A new coin exhibition at the Davidson Center in the Jerusalem Archaeological Park recently opened to the public. The exhibition of coins from the collections of the Israel Antiquities Authority is the first in the new Karen Davidson exhibition gallery located in the arched room on the Davidson Center’s second floor.
The exhibition focuses on the international character of Jerusalem, and of the Temple Mount in particular, by showing a selection of hoards and isolated coins discovered during the excavations of Professor Benjamin Mazar between 1968 and 1977. The wide geographic provenance of these coins extends from the Sasanian Empire in Persia, Chartres in France and Carthage in North Africa. The coins provide exceptional insight into the relationships between different peoples, the coins they used and the value they placed in those coins. The coins that found their way to Jerusalem are testimonies to the importance of the capital as a cosmopolitan center and focus of pilgrimage. In times of peace, Jerusalem attracted visitors, traders and pilgrims of all religions. In times of war, the political and strategic importance of Jerusalem brought invading and conquering armies into the city. All these visitors also left their mark in the coin finds in Jerusalem, especially from the excavations close to the Temple Mount.
The exhibits in the Davidson Center include a selection of coins representing a wide range of mints, periods and materials. Some of the coins are most unusual in our region, such as the silver drachm from Ephesos in Ionia, southwest Turkey; the gold aureus of Emperor Tacitus struck in Rome, and the bronze follis of the Byzantine Emperor Constantine IV minted in Syracuse, Sicily.
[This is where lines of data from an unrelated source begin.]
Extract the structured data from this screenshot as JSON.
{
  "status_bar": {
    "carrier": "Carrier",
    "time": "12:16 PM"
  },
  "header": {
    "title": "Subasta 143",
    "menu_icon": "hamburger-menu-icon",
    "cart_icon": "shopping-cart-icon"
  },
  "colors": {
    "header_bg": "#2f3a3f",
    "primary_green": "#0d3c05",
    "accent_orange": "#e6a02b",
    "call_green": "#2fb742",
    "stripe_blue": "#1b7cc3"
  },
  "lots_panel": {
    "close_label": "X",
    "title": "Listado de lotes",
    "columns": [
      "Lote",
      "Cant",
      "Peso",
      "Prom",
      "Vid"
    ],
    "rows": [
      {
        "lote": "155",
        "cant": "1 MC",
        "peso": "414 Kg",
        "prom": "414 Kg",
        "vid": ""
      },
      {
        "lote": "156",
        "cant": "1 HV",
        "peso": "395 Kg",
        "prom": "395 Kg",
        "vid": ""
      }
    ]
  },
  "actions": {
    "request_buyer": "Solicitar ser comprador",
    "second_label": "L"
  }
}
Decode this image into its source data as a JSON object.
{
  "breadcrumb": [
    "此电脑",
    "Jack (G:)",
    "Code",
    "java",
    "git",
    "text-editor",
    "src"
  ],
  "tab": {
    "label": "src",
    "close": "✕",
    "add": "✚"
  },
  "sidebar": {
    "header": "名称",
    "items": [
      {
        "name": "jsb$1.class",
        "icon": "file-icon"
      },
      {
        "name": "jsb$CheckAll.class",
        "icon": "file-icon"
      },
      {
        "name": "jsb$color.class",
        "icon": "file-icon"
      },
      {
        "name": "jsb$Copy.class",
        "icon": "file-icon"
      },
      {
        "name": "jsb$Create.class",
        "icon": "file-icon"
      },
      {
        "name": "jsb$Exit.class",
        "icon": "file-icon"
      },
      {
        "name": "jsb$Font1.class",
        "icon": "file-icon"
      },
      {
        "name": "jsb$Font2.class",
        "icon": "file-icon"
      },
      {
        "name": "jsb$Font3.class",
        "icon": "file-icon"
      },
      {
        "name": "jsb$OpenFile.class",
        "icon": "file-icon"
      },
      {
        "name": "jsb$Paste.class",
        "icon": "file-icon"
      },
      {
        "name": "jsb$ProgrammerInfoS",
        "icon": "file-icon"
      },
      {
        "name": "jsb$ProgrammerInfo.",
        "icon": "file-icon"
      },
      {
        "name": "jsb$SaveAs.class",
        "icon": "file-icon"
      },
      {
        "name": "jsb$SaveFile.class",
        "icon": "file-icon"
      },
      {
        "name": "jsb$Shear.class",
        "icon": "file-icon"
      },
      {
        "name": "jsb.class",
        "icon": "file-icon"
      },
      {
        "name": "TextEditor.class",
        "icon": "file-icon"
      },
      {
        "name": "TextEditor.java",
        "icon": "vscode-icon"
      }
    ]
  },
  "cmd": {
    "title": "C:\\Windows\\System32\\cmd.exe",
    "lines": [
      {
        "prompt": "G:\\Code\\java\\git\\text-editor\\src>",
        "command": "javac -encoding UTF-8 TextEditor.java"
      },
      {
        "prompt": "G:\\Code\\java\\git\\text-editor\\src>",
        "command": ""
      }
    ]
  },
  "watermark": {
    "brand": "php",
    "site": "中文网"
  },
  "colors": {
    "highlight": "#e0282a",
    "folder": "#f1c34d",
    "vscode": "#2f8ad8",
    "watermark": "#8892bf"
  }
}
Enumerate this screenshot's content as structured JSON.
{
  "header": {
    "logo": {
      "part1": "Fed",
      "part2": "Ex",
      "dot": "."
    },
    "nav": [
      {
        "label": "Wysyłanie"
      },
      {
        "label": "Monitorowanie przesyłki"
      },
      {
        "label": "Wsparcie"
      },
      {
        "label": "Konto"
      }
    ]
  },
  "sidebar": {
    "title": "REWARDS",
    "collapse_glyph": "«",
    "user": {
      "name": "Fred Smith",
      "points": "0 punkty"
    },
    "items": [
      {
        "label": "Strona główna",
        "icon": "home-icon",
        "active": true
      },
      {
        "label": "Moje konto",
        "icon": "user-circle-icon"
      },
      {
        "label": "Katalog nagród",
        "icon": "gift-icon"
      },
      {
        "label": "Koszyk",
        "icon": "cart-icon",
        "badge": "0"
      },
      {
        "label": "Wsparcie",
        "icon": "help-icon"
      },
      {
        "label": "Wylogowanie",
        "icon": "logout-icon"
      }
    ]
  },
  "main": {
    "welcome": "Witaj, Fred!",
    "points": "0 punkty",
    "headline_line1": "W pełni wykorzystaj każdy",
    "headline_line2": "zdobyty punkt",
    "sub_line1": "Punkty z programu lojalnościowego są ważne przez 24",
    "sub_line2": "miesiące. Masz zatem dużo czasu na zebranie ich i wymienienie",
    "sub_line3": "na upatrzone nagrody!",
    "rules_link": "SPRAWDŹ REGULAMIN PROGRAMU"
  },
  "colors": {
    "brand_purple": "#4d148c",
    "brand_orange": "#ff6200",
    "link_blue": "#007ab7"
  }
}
Other coins, such as Carthage or Ravenna were actually integral part of the coins in circulation during the Fifth and Sixth centuries CE. Some of these "foreign" coins also figure in the Jewish tradition. For instance, the silver Sheqels and half-Sheqels minted in Tyre, were singled out as the ideal means of payment of the half-Sheqel head tax to the Jerusalem Temple.
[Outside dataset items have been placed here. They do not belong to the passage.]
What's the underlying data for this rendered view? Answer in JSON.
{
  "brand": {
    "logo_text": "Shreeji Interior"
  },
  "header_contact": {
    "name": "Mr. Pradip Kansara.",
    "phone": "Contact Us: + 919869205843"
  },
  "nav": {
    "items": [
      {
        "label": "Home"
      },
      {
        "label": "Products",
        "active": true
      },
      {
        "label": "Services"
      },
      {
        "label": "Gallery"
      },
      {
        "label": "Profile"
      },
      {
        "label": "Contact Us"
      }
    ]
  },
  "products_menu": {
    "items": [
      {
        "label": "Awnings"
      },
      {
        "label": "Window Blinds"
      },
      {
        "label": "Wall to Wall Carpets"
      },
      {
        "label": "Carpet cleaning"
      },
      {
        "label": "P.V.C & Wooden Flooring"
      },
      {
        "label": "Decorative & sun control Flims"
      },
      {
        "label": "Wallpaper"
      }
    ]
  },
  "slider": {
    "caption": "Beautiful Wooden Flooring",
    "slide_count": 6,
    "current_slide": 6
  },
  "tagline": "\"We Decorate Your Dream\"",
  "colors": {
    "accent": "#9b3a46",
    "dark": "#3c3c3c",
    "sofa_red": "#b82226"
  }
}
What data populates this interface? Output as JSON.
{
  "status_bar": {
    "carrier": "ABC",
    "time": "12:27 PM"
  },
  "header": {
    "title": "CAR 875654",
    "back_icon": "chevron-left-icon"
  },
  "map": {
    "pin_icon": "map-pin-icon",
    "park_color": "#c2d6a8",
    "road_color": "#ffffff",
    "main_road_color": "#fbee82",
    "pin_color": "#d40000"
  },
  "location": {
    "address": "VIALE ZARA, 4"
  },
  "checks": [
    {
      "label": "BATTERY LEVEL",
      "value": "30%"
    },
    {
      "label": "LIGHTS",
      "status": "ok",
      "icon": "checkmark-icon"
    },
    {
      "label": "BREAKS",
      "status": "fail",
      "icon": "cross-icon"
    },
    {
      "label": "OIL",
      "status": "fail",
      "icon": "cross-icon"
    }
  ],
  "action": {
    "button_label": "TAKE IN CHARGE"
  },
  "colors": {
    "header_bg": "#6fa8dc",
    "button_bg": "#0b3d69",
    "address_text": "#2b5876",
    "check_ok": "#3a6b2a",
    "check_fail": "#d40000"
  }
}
A hoard of Sasanian silver drachms discovered within a drainage channel of a large public latrine, built in the Roman period and still in use during the Byzantine period is also on exhibit. It seems that the owner lost this handful of coins around 535 CE, at the time he was in the public latrine. The coins come from several cities in Iran, among them Shīrāz, Kermān, Ray, Echbatana and Merv. A Fatimid coin hoard containing fifty – one gold coins, dated from 982 to 1095 CE is also on exhibit. Most of the coins were minted during the last fifteen years of reign of Caliph Al-Mustansir, known as the one who brought the Fatimid dynasty to its zenith. The high gold content of the coins gives evidence to the dynasty's prosperous economy. A hoard of French coins and a lead Papal Bulla dated to the Crusader period were uncovered during the excavations. Both exceptional finds are dated to the Twelfth century CE and were found in a sector that was under the control of the Order of the Templars. It seems most likely that the hoard and the bulla were among the possessions which the Templars abandoned when the city of Jerusalem capitulated to Saladin in 1187.
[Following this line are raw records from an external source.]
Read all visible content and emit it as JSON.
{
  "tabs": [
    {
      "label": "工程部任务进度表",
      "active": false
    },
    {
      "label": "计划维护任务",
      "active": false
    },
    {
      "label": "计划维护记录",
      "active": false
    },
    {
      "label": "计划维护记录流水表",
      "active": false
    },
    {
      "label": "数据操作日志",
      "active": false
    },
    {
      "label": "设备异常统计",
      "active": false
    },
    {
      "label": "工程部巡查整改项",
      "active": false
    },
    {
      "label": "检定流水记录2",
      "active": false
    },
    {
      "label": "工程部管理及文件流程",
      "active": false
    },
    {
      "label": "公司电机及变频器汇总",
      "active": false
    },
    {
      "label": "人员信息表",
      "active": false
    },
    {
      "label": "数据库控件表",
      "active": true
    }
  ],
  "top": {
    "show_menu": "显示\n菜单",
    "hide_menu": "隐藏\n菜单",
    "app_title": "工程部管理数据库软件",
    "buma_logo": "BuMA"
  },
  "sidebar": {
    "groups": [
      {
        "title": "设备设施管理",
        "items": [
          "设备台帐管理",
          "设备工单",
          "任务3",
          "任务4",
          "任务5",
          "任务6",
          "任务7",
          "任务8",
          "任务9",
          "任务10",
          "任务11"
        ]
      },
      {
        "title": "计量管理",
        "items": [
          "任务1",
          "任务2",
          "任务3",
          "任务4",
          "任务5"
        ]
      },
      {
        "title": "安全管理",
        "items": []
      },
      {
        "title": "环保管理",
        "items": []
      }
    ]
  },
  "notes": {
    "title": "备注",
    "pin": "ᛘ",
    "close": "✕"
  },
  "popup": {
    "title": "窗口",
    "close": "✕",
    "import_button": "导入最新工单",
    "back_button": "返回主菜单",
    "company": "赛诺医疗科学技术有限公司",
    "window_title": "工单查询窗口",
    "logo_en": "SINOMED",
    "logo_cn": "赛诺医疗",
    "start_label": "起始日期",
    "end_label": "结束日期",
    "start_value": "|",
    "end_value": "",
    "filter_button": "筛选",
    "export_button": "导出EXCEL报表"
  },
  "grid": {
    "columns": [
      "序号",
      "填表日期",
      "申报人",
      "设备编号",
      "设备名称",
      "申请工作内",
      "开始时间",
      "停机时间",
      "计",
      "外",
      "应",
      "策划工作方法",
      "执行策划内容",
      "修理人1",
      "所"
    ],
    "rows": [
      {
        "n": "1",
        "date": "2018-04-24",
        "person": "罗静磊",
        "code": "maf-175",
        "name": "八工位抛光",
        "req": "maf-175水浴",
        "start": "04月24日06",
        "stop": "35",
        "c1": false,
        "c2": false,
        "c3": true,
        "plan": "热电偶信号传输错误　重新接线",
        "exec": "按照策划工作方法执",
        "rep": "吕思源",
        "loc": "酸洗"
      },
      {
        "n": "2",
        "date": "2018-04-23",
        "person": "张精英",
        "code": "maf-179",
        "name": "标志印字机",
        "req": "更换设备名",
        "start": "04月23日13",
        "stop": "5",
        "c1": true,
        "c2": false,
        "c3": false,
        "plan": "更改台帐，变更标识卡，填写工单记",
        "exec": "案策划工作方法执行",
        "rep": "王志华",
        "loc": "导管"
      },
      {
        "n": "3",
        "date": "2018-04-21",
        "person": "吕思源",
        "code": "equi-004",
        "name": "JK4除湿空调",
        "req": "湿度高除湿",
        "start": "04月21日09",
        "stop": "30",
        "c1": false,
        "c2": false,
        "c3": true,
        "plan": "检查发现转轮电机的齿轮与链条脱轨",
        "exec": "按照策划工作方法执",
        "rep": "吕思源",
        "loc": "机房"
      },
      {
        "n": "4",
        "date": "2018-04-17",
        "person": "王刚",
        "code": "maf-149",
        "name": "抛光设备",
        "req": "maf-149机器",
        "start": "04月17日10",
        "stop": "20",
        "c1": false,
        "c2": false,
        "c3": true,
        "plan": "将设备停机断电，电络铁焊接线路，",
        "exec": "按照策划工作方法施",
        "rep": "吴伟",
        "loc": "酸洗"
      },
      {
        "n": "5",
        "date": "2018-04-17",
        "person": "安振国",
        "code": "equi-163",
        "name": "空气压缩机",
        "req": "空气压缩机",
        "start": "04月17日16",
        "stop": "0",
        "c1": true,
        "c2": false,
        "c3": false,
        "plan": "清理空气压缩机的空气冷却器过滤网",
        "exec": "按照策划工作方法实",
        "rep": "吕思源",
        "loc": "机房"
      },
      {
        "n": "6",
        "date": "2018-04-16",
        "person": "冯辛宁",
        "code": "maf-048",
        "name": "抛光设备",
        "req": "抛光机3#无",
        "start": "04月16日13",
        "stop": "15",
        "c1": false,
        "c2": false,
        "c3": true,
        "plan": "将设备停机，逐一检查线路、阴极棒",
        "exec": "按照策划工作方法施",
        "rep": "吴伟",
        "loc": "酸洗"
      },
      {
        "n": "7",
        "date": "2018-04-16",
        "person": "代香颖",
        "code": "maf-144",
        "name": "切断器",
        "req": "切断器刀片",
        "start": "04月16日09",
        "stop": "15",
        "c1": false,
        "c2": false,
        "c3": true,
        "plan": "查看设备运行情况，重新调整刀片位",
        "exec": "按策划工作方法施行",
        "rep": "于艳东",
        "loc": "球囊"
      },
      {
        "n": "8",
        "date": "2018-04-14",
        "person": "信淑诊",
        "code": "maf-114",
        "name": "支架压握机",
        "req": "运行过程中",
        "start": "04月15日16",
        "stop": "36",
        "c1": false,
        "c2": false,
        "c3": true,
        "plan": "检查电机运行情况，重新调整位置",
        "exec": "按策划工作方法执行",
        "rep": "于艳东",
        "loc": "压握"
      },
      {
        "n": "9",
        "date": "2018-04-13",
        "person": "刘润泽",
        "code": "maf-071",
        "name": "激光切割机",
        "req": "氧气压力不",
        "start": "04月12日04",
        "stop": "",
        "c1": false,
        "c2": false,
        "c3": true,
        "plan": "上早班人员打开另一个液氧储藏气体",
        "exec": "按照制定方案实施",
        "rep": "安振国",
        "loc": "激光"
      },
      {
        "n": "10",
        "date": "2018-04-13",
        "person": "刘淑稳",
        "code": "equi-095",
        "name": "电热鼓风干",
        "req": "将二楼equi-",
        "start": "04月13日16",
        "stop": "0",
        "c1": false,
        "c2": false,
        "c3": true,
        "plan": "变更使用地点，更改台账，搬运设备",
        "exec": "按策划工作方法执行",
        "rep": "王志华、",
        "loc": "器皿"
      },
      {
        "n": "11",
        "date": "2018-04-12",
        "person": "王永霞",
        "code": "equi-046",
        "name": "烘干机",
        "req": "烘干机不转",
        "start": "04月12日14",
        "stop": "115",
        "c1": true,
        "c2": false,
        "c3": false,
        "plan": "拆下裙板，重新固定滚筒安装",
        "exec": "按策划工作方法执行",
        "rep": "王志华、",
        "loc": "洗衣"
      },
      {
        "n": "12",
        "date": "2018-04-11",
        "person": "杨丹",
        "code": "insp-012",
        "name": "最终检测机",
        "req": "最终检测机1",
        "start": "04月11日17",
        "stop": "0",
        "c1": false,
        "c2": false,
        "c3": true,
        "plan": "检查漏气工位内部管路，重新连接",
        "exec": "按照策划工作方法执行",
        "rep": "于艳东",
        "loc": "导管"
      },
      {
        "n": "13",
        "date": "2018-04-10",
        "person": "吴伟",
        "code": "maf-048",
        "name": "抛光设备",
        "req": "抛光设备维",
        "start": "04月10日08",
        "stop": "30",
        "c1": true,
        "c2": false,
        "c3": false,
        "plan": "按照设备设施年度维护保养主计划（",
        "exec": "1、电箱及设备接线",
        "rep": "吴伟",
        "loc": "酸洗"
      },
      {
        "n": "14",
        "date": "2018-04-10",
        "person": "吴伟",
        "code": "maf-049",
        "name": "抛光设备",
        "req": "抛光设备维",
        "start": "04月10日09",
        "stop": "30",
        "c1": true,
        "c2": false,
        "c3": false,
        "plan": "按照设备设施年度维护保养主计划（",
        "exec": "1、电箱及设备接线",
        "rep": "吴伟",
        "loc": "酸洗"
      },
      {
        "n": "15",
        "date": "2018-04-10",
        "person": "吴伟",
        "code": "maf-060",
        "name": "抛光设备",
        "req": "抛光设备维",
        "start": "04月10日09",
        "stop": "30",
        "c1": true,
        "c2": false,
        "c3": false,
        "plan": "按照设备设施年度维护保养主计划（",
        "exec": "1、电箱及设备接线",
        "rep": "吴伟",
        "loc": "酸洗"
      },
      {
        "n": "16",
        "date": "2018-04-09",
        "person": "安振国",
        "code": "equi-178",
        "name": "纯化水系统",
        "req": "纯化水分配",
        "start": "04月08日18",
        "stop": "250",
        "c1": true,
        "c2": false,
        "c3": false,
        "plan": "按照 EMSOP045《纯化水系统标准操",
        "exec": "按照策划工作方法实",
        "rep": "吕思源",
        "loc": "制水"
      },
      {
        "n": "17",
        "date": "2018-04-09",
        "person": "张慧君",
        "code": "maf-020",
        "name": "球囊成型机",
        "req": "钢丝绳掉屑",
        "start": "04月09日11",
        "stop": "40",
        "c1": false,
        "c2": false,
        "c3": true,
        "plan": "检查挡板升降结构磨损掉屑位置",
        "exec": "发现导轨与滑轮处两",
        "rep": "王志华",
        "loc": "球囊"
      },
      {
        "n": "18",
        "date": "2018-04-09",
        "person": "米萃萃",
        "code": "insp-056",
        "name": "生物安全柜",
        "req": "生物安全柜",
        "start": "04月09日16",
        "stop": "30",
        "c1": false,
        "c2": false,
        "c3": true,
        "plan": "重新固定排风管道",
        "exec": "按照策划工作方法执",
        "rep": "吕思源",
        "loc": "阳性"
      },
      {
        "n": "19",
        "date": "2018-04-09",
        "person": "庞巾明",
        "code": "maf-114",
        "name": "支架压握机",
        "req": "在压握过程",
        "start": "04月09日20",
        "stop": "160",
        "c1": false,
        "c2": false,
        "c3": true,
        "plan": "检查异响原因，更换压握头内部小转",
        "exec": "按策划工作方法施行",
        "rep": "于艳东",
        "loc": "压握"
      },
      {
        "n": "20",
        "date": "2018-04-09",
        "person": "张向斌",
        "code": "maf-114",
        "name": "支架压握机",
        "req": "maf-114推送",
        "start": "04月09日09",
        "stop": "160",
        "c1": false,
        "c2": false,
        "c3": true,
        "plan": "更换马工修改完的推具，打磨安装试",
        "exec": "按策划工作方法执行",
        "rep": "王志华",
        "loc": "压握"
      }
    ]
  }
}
The exhibition in the Davidson Center is part of the continued efforts of the Israel Antiquities Authority, the preeminent organization in the fields of Biblical and Israeli Archaeology, to share the archaeological treasures of the Land of Israel with the public in Israel and around the world. We invite you to visit the Davidson Center and see the new exhibition when you are next in Jerusalem.